Aspects of the disclosure have been described in terms of illustrative implementations thereof. Numerous other implementations, modifications, or variations within the scope and spirit of the appended claims may occur to persons of ordinary skill in the art from a review of this disclosure. Any and all features in the following claims may be combined or rearranged in any way possible. Accordingly, the scope of the present disclosure is by way of example rather than by way of limitation, and the subject disclosure does not preclude inclusion of such modifications, variations or additions to the present subject matter as would be readily apparent to one of ordinary skill in the art. Moreover, terms are described herein using lists of example elements joined by conjunctions such as “and,” “or,” “but,” etc. It should be understood that such conjunctions are provided for explanatory purposes only. The term “or” and “and/or” may be used interchangeably herein. Lists joined by a particular conjunction such as “or,” for example, may refer to “at least one of” or “any combination of” example elements listed therein, with “or” being understood as “and/or” unless otherwise indicated. Also, terms such as “based on” should be understood as “based at least in part on.”
Those of ordinary skill in the art, using the disclosures provided herein, will understand that the elements of any of the claims, operations, or processes discussed herein may be adapted, rearranged, expanded, omitted, combined, or modified in various ways without deviating from the scope of the present disclosure. At times, elements may be listed in the specification or claims using a letter reference for exemplary illustrated purposes and is not meant to be limiting. Letter references, if used, do not imply a particular order of operations or a particular importance of the listed elements.

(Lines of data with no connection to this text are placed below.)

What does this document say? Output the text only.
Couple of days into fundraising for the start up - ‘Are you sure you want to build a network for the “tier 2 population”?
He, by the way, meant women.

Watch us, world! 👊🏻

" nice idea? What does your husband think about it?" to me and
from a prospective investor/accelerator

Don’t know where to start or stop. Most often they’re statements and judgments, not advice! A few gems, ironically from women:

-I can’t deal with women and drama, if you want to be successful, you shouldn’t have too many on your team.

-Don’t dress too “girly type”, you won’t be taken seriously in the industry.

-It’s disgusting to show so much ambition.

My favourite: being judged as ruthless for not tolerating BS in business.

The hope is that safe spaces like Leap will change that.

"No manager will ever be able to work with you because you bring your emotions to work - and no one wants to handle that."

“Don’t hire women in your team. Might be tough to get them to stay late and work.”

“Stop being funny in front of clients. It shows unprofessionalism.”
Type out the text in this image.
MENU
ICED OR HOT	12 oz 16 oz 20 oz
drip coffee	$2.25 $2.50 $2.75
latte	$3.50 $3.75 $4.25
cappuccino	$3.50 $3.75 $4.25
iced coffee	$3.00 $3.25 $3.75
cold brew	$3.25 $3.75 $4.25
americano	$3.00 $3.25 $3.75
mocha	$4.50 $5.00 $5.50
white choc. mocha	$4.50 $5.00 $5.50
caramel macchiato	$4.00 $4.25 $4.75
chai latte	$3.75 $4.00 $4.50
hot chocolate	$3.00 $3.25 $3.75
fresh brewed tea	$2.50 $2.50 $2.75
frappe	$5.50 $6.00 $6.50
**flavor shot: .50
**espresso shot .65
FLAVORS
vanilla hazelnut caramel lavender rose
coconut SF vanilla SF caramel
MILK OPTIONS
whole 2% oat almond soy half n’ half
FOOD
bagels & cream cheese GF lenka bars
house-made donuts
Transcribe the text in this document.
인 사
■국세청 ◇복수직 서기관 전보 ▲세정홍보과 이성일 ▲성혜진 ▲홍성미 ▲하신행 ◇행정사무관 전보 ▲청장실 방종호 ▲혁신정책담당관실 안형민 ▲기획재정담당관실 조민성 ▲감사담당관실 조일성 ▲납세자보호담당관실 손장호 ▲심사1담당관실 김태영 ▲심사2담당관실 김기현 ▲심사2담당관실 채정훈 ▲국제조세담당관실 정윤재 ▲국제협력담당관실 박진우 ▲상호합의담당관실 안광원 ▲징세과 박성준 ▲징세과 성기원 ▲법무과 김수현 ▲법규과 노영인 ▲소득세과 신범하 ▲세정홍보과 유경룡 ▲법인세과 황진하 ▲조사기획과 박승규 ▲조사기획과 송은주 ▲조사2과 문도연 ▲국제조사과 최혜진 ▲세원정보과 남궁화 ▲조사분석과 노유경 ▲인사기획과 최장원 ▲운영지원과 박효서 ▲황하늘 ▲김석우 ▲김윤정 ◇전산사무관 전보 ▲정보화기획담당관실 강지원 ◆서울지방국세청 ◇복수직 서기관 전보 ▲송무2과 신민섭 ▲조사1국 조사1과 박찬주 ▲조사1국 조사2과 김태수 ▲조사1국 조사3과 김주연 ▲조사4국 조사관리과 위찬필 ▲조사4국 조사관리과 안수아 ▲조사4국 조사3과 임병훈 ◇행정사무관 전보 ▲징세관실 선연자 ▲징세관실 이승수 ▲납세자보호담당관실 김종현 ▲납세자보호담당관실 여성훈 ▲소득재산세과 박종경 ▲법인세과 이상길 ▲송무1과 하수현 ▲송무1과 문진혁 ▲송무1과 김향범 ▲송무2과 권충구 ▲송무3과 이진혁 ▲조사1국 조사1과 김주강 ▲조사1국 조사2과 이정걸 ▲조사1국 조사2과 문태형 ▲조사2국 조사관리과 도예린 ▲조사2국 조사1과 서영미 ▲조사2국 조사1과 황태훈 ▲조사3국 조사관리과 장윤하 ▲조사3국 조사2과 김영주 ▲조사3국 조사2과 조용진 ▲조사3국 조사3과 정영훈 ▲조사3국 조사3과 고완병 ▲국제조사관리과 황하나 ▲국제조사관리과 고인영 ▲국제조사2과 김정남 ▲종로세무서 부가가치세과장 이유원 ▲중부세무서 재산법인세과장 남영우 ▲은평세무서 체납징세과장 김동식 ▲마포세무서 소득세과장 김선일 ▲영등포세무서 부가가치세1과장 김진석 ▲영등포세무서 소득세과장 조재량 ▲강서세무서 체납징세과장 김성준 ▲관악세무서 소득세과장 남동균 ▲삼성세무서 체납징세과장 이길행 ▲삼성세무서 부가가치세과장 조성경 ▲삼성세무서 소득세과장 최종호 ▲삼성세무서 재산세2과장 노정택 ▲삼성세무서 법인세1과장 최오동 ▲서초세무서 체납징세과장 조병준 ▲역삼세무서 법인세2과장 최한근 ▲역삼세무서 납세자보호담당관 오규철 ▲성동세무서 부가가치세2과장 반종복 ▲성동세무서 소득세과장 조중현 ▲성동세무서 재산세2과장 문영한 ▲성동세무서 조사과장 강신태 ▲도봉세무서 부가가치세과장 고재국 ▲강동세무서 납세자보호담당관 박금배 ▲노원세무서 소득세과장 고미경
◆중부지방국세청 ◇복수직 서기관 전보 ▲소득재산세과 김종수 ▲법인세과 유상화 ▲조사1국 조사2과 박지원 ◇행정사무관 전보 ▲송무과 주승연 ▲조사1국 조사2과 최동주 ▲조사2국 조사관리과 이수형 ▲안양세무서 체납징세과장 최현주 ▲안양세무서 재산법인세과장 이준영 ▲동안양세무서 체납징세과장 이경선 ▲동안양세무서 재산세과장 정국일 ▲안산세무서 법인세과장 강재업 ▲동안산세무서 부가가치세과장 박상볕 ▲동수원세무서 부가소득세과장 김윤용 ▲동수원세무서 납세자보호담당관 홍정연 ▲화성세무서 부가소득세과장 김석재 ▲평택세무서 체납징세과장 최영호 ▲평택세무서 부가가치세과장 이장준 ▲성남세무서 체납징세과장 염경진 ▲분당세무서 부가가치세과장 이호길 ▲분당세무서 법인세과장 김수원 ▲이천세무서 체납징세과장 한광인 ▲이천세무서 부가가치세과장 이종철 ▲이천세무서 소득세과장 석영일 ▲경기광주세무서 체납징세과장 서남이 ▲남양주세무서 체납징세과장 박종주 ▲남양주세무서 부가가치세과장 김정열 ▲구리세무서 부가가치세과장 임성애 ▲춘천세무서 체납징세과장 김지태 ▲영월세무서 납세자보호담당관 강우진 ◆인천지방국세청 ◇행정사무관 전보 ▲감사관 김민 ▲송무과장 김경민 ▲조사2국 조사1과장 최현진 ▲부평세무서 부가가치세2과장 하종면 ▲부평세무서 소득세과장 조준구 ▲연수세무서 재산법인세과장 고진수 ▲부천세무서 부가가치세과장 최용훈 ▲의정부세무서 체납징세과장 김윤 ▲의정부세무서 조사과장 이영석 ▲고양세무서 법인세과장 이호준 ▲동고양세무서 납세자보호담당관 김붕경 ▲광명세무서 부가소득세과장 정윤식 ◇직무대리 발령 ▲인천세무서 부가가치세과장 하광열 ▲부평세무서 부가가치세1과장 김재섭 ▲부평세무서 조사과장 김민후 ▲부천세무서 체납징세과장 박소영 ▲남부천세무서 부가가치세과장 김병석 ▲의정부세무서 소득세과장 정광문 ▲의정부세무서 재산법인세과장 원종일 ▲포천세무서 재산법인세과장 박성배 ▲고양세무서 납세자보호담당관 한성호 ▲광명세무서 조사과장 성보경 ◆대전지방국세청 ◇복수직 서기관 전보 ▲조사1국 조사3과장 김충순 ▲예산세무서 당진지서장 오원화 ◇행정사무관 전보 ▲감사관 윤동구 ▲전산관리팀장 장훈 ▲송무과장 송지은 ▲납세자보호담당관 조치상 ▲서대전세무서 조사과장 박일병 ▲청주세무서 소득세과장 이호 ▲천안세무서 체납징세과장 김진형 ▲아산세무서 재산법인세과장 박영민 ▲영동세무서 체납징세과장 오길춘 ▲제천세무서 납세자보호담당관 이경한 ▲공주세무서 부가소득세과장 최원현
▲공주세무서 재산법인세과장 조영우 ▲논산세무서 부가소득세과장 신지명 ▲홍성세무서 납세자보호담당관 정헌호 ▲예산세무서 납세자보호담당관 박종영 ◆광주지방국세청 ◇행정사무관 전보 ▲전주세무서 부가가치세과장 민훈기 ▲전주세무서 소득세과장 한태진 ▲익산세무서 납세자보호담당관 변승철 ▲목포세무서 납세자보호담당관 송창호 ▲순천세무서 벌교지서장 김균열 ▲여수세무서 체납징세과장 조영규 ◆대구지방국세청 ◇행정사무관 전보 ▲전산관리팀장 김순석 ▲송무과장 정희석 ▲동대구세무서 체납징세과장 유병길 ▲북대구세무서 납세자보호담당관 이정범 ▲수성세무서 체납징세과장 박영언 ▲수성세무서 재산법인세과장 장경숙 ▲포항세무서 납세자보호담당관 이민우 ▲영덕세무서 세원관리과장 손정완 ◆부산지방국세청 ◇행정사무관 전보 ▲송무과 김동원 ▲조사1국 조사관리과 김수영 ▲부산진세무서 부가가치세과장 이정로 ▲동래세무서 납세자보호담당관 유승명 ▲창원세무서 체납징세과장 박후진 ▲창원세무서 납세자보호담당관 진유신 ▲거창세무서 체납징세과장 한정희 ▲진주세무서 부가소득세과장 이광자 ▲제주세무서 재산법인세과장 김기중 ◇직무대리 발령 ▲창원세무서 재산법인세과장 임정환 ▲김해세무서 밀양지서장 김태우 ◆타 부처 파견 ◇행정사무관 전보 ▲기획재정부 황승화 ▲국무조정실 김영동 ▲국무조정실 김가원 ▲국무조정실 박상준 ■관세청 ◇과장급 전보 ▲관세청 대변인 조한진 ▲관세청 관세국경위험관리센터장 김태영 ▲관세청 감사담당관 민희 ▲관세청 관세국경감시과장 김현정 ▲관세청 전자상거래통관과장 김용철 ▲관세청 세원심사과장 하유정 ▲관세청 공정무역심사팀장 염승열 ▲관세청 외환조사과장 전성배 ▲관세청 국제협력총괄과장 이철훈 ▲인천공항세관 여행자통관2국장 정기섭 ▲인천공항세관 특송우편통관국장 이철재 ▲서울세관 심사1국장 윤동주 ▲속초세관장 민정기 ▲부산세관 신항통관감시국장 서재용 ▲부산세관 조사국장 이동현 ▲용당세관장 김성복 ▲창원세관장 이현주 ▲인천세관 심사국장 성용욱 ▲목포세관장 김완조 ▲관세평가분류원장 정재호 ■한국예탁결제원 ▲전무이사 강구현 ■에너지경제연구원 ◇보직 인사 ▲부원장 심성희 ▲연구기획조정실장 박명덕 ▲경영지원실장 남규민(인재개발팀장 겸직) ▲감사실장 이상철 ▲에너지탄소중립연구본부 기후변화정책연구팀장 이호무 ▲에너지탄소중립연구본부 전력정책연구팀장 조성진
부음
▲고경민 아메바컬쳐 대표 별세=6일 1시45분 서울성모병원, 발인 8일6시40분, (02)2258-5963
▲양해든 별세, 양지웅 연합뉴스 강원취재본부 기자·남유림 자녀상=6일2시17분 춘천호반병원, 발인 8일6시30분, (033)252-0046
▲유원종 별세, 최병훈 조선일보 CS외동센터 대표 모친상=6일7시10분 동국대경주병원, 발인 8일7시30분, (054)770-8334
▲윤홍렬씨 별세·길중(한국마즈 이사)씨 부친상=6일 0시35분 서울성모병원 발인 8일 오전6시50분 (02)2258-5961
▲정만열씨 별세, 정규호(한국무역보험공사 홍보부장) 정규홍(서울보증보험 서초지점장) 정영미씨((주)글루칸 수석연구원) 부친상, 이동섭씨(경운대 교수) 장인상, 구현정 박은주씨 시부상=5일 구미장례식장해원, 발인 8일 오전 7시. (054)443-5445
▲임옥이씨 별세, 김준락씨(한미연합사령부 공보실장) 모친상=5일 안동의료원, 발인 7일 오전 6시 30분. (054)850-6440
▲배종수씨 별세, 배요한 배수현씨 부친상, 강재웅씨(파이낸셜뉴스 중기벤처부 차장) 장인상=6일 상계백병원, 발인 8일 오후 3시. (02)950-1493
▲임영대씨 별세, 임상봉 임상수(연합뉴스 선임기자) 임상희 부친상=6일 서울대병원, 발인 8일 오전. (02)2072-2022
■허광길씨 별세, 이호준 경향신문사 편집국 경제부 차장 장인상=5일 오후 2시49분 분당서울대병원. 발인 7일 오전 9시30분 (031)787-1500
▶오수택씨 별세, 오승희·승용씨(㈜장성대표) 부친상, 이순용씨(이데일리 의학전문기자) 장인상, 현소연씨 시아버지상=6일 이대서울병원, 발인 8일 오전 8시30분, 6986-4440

For instance, letter identifiers such as (a), (b), (c), . . . , (i), (ii), (iii), . . . , etc. may be used to illustrate operations or different elements in a list. Such identifiers are provided for the ease of the reader and do not denote a particular order, importance, or priority of steps, operations, or elements. For instance, an operation illustrated by a list identifier of (a), (i), etc. may be performed before, after, or in parallel with another operation illustrated by a list identifier of (b), (ii), etc.